Mechanical properties and pore network connectivity of sodium montmorillonite as predicted by a coarse-grained molecular model

Abstract

The study of ionic transport through hydrated sodium montmorillonite (Na-MMT)—the main swelling component of bentonite—is of significant interest to better understand its ability to contain contaminants. From a macroscopic viewpoint, porosity and tortuosity can be viewed as scaling factors connecting diffusion coefficients in the clay material to free diffusion coefficients of ions in water. In this work, the mechanical properties, porosity and tortuosity of Na-MMT were calculated using a bottom-up approach. First, the constructed coarse-grained mesoscopic models of Na-MMT were fitted to all-atom molecular dynamics simulations. Thirty different models—each containing one thousand 120 Å-wide hexagonal Na-MMT platelets—were generated.
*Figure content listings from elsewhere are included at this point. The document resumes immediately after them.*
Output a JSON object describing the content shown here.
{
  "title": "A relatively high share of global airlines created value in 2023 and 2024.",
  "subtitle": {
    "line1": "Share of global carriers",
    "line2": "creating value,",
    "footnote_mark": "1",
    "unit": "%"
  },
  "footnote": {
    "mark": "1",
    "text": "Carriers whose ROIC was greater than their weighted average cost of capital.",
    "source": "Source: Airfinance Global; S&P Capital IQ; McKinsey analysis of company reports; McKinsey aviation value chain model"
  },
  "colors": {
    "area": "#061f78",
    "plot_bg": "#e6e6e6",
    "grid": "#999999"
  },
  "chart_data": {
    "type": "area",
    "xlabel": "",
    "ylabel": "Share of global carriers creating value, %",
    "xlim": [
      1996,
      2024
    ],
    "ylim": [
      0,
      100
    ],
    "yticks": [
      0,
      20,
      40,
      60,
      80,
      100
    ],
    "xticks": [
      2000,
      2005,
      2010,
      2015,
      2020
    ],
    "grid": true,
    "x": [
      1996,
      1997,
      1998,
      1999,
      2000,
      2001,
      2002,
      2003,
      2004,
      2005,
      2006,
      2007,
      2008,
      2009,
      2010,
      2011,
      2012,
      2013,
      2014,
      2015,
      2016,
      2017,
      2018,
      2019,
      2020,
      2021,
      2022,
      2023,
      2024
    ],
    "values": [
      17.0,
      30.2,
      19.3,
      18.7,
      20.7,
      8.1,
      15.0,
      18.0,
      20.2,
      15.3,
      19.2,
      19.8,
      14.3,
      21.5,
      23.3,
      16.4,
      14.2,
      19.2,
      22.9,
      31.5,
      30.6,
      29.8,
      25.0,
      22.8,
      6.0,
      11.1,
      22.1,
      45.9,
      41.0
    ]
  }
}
The dry densities considered herein range from 0.8 to 1.3 g/cm³. Second, calculated the models' elastic constants were in excellent agreement with experimental values reported in the literature. Third, each system's porosity, pore size distribution and pore network were analysed. Fourth, the pore network information was used to create a 3D image of hydrated Na-MMT, and random walk simulations were employed to evaluate its tortuosity. Finally, the porosity and tortuosity values estimated using the models were compared to macroscopic experimental values describing tritium and iodide diffusion in Na-MMT dominant bentonite. The values obtained using the models were fairly consistent with experimental values reported in the literature.